If you’re saving for a short- or medium-term goal, such as buying a car or going back to school, you want to invest in something conservative and low risk, to ensure the money is there when you need it. A Guaranteed Investment Certificate (GIC) is a good option for short- or medium-term investments and is one way to generate passive income. As O’Leary explains, investing in a short-or medium-term GIC is “probably not going to pay a really great rate of return, but the trade off is that it’ll be very likely for you not to lose any money.”

Money market mutual funds can also offer a low-risk way to invest in liquid cash or cash equivalents in the short or medium term.

If you’re saving for a long-term goal, you have more flexibility in your investment strategy and can take more risks that may offer a greater reward. Investing within a Registered Retirement Savings Plan (RRSP) or Tax-Free Savings Account (TFSA) and purchasing mutual funds, which is a collection of assets that can include things like government bonds or a variety of stocks, can be beneficial in the long run as the market ebbs and flows; if you need your funds at a particular time and the market happens to be down, you may be in for a major loss. However, if you have a long-term goal, you can wait out the potential dips in the market, as these investment tools are meant to grow over a longer period of time.

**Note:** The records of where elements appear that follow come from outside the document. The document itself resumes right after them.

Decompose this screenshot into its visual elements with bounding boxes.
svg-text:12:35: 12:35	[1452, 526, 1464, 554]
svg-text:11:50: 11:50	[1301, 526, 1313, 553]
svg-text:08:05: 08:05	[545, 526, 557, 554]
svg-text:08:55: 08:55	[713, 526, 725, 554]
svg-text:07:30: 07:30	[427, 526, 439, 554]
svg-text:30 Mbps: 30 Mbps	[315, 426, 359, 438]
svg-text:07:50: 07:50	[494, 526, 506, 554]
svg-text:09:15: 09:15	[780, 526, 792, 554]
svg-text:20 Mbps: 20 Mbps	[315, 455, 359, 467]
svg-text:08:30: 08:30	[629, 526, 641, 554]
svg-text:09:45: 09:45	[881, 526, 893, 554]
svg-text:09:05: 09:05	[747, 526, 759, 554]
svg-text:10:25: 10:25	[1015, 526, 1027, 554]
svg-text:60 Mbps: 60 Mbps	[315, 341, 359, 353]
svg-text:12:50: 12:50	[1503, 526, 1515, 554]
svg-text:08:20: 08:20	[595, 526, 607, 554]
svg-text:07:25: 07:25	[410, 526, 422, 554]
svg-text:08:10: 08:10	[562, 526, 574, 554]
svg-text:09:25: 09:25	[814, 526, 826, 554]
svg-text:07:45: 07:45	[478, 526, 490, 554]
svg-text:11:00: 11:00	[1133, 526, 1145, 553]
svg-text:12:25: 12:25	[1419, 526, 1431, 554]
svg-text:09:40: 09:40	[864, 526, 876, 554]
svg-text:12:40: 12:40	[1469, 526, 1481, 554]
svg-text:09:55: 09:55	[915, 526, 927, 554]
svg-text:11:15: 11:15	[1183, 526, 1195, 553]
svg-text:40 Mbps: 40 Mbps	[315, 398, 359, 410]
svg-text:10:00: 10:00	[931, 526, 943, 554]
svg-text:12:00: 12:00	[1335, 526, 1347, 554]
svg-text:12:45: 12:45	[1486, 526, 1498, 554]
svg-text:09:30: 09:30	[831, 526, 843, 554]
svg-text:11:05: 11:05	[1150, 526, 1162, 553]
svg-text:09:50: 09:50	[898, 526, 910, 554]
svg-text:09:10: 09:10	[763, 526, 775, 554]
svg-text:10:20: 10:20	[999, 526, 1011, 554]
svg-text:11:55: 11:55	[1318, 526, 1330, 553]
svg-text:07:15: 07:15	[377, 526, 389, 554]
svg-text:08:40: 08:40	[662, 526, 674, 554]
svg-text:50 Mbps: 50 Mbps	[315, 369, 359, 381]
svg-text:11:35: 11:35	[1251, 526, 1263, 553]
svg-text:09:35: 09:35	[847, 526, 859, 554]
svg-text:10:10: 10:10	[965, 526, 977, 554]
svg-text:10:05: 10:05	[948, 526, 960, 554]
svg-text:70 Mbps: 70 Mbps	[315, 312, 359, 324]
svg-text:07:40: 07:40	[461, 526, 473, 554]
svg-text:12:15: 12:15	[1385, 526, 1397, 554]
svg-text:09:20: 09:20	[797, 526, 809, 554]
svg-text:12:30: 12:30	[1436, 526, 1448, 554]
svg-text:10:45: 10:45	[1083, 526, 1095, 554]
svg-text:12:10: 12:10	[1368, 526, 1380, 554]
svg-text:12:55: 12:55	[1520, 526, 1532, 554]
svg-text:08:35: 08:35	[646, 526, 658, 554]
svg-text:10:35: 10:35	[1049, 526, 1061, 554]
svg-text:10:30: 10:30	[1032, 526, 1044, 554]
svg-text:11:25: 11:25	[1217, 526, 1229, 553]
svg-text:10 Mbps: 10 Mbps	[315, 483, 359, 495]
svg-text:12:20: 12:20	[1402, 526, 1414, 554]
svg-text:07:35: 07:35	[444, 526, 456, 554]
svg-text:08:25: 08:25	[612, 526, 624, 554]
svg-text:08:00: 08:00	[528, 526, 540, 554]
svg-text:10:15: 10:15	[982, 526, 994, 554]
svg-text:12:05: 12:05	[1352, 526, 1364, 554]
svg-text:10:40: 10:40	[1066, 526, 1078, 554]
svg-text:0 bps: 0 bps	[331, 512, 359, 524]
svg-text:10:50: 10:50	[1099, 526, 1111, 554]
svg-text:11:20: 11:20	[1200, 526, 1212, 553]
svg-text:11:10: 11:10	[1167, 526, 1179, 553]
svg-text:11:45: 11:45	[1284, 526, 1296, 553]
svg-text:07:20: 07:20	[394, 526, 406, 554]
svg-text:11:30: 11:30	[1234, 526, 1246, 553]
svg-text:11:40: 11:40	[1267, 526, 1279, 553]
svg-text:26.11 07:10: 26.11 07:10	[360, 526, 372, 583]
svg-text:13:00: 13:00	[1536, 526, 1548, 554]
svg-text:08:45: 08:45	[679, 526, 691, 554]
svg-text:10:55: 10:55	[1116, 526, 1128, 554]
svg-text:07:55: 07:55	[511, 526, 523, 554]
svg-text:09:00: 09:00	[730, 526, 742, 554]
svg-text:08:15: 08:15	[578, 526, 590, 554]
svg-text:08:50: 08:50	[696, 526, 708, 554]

“If you’re going to invest in things that have more volatility, they can generate a higher return, but they’re going to have more risk,” explains O’Leary.

Understanding your risk tolerance

Determining your personal risk tolerance is another important aspect to consider when setting your investing goals. In general, you should be risk averse for short-term investments and medium-term investments. Whereas with long-term investments, you can be more flexible in the risk level you’re willing to take on, depending on your goals and overall financial picture.

“The more time you have, the more risk you can afford,” says O’Leary. “The less time you have, and the more you need that money for something really important in your life, the less risk you can afford.”

While some investors favour an active approach to investing and do their best to predict where the market is going, O’Leary cautions against that method, recommending that investors take a long-term view.

“Your decisions about investing should really have nothing to do with what your expectations are for the stock market or the economy,” he says. “The best returns come when people least expect it. Waiting is most often the best thing that you can do.”